Deshalb haben Oei und sein Team nun gezielt nach weiteren Exemplaren dieser galaktischen Riesen gesucht. Dafür nutzten sie die Radioantennen des europäischen Low-Frequency Array (LOFAR). Weil dieses Observatorium aus mehreren über Europa verteilten Ansammlungen dichtstehender Antennen besteht, kann es Radiostrahlung in verschiedenen Wellenlängen bis in den Meterbereich hinein einfangen. „Erst diese Meterwellen erlauben es, die weit von der Ausgangsgalaxie entfernten Radioausläufer zu detektieren“, erklären die Astronomen.

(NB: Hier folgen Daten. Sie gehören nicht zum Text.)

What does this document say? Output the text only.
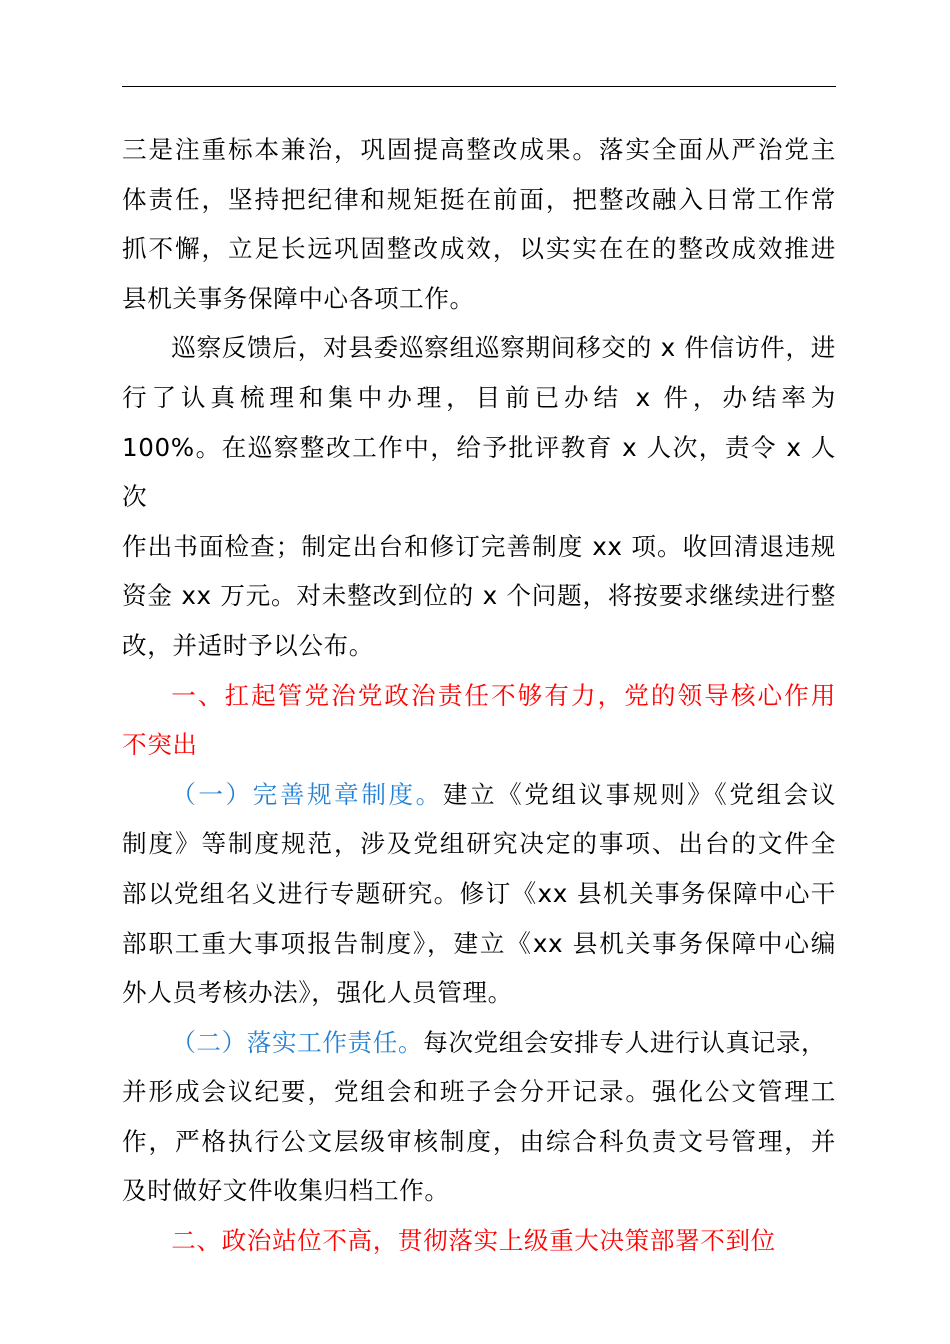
三是注重标本兼治，巩固提高整改成果。落实全面从严治党主
体责任，坚持把纪律和规矩挺在前面，把整改融入日常工作常
抓不懈，立足长远巩固整改成效，以实实在在的整改成效推进
县机关事务保障中心各项工作。
巡察反馈后，对县委巡察组巡察期间移交的 x 件信访件，进
行了认真梳理和集中办理，目前已办结 x 件，办结率为
100%。在巡察整改工作中，给予批评教育 x 人次，责令 x 人次
作出书面检查；制定出台和修订完善制度 xx 项。收回清退违规
资金 xx 万元。对未整改到位的 x 个问题，将按要求继续进行整
改，并适时予以公布。
一、扛起管党治党政治责任不够有力，党的领导核心作用
不突出
（一）完善规章制度。建立《党组议事规则》《党组会议
制度》等制度规范，涉及党组研究决定的事项、出台的文件全
部以党组名义进行专题研究。修订《xx 县机关事务保障中心干
部职工重大事项报告制度》，建立《xx 县机关事务保障中心编
外人员考核办法》，强化人员管理。
（二）落实工作责任。每次党组会安排专人进行认真记录，
并形成会议纪要，党组会和班子会分开记录。强化公文管理工
作，严格执行公文层级审核制度，由综合科负责文号管理，并
及时做好文件收集归档工作。
二、政治站位不高，贯彻落实上级重大决策部署不到位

So groß wie der Vollmond am Himmel
Die Suche war erfolgreich: Rund drei Milliarden Lichtjahre von uns entfernt entdeckten die Astronomen eine neue Radiogalaxie – einen echten Giganten unter den Radioriesen. Denn die Aufnahmen enthüllten, dass ihre Radiojets am Himmel eine scheinbare Größe von 20,8 Bogenminuten einnehmen. Sie sind damit etwa so groß wie der Vollmond und wären mit bloßem Auge sichtbar, wenn sie nicht im Radiobereich und nur sehr schwach strahlen würden.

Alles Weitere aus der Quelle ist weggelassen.